# Limitations of Grats

Grats has some known limitations. Some are innate, some have the possibility of being resolved with effort. In the interest of transparency, I wanted to document them here.

## Method wrappers

Sometimes it can be useful to wrap a method in a function. This can emulate the behavior of of a decorator. For example:

```typescript
class User {
  approve_post = requireAuthed(({ id }: { id: ID }) => {
    Post.approve(id);
    return true;
  });
}
```

Currently Grats cannot handle this because it's not able to "see" what type the wrapper function will return, or what arguments the returned function will accept.

## Inferred types

In theory Grats could ask TypeScript what type it's inferring for a given location. For example, in the following function, TypeScript would _infer_ that it returns `string`, so we shouldn't need to explicitly annotate the return type.

```typescript
/** @gqlField */
export function name(_: User) {
  return "John";
}
```

However, this ends up not being a good fit for GraphQL's type system, since GraphQL is "nominal" rather than "structural" like TypeScript. See [Structural vs Nominal Typing](./structural-vs-nominal-typing.md) for more details.

## Descriptions and @deprecated on TypeScript union @gqlEnums

Currently Grats does not support descriptions or `@deprecated` on GraphQL enum values when the enum is defined as a TypeScript union.

```typescript
/** @gqlEnum */
type MyEnum =
  /** This gets ignored */
  | "A"
  /** So does this */
  | "B";
```

This is because we rely on the TypeScript compiler to tell us which docblocks are "attached" to a given AST node, and TypeScript doesn't see those comments as attached to anything. In the future we could explore implementing our own comment attachment, but it is a difficult problem.

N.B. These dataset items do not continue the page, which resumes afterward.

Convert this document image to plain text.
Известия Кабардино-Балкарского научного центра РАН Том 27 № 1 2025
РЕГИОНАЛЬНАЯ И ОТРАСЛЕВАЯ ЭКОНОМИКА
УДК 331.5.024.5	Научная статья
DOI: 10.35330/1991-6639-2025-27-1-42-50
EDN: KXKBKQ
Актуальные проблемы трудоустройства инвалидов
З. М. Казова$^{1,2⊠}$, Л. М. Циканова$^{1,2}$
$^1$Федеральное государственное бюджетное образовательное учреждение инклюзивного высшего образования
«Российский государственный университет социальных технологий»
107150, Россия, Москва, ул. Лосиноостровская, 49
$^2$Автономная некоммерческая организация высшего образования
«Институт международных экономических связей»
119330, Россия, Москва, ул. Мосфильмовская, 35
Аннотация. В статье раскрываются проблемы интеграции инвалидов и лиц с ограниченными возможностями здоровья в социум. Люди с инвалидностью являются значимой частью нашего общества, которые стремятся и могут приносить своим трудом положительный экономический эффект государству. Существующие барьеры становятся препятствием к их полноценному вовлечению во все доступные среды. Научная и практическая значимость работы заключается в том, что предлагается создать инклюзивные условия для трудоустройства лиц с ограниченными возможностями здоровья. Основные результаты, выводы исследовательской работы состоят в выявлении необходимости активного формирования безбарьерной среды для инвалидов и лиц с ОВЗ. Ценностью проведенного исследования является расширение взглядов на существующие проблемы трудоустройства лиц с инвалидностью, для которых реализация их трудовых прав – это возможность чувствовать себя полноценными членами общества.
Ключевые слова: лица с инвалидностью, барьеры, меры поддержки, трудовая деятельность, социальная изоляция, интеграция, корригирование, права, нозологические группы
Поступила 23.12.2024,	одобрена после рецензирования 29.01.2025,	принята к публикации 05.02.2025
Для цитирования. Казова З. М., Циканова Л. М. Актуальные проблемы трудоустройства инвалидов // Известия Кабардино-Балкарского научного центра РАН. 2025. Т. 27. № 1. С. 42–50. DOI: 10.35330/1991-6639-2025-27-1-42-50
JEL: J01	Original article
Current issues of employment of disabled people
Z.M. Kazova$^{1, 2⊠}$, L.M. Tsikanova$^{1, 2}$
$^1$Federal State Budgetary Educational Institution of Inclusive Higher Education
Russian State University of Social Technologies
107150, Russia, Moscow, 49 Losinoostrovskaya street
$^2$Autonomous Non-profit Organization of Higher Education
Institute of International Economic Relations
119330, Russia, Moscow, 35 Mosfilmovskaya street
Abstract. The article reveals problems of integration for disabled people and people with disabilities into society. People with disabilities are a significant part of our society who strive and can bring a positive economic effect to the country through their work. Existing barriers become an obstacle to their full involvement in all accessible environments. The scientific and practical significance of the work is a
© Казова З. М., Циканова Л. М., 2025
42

## Alternate comment types

It would be nice if Grats supported other comment types, such as regular block comments (with one *) or inline comments (starting with two slashes). However we can't currently.

This is because we rely on the TypeScript compiler to tell us which docblocks are "attached" to a given AST node, and TypeScript doesn't see those comments as attached to anything. In the future we could explore implementing our own comment attachment, but it is a difficult problem.